Over the weekend the number of Ukrainian refugees crossing the border was much smaller than in the first two weeks.
According to different official sources, a cold snap of subzero temperatures as well as Russian attacks on besieged cities meant fewer people risked the journey.
Despite a drop in numbers, trains from Kyiv and Lviv packed with older people, women, children and pets continued to pour into Poland.
Polish authorities expect a new wave of refugees this week, following an aerial attack on Sunday of a military base in Ukraine, just 20 kilometers from Poland, a NATO member state.
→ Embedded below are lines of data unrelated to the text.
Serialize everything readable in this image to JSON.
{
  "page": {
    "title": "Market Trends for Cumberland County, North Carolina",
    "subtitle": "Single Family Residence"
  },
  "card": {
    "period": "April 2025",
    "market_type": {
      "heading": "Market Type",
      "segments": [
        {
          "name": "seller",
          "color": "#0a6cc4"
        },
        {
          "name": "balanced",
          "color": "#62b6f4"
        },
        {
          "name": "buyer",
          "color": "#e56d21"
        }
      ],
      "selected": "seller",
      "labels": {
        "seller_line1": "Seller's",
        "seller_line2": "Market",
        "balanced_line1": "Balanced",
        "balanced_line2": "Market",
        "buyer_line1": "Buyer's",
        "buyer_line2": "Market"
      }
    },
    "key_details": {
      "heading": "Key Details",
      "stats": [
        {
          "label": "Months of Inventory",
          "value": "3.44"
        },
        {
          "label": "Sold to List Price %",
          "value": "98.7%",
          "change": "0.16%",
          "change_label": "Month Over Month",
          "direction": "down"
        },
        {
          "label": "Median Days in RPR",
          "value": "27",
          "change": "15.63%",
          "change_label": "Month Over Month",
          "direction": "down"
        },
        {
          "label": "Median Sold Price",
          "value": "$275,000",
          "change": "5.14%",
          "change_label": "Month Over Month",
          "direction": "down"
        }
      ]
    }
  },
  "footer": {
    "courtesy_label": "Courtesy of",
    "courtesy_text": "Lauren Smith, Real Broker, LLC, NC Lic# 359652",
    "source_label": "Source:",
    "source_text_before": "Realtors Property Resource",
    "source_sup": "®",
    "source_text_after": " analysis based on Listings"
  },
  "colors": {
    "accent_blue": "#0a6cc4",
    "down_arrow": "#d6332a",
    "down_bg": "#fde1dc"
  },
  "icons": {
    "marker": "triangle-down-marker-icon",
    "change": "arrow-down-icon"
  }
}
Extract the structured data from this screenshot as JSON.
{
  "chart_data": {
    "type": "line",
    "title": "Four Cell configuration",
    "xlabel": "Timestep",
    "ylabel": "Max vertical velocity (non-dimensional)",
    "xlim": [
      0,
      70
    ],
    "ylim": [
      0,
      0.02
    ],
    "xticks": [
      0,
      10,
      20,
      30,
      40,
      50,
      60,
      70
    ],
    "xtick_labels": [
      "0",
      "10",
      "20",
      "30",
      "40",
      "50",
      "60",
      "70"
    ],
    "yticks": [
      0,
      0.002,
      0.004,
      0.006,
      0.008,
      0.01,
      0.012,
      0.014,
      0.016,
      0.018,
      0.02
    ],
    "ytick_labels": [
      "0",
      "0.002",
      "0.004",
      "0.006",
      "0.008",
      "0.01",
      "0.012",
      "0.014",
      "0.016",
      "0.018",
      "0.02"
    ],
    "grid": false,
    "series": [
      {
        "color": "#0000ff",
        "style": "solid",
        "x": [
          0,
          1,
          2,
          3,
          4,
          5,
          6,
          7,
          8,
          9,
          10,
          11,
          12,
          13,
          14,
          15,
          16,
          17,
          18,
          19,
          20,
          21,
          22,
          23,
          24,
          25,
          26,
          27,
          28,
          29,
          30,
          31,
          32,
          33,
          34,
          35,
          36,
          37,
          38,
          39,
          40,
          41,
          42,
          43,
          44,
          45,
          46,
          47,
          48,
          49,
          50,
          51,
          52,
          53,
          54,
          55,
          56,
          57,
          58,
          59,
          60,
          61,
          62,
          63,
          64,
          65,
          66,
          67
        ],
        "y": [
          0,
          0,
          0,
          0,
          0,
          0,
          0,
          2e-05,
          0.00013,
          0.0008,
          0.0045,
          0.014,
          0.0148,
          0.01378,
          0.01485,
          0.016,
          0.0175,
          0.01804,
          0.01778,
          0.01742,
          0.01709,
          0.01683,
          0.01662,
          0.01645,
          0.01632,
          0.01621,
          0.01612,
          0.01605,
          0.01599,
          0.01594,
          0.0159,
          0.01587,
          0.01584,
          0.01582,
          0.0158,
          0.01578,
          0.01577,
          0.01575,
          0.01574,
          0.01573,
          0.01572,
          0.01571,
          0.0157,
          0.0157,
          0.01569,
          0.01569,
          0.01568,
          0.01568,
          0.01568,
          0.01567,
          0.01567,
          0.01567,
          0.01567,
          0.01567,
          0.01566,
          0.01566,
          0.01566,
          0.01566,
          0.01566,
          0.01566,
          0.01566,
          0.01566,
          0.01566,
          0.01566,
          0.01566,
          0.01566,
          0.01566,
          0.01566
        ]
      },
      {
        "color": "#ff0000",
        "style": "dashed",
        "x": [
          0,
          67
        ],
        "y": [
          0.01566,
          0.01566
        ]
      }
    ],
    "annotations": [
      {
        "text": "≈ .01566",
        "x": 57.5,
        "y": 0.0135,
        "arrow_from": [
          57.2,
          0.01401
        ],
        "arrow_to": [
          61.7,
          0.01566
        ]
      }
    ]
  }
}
Stanisław Kłopot, the mayor of Jarosław, also in the southeast, warned that Poland does not have refugee camps like the ones found in Greece or Turkey.
“People from Europe and Poland have to help. We are not saying that we want to get rid of the refugees, but we have to do what we can to offer them shelter,” Kłopot added.
During the first wave of arrivals, up to 15,000 people crossed the Korczowa Pass each day, as well as 16,000 daily vehicles and 1,000 buses.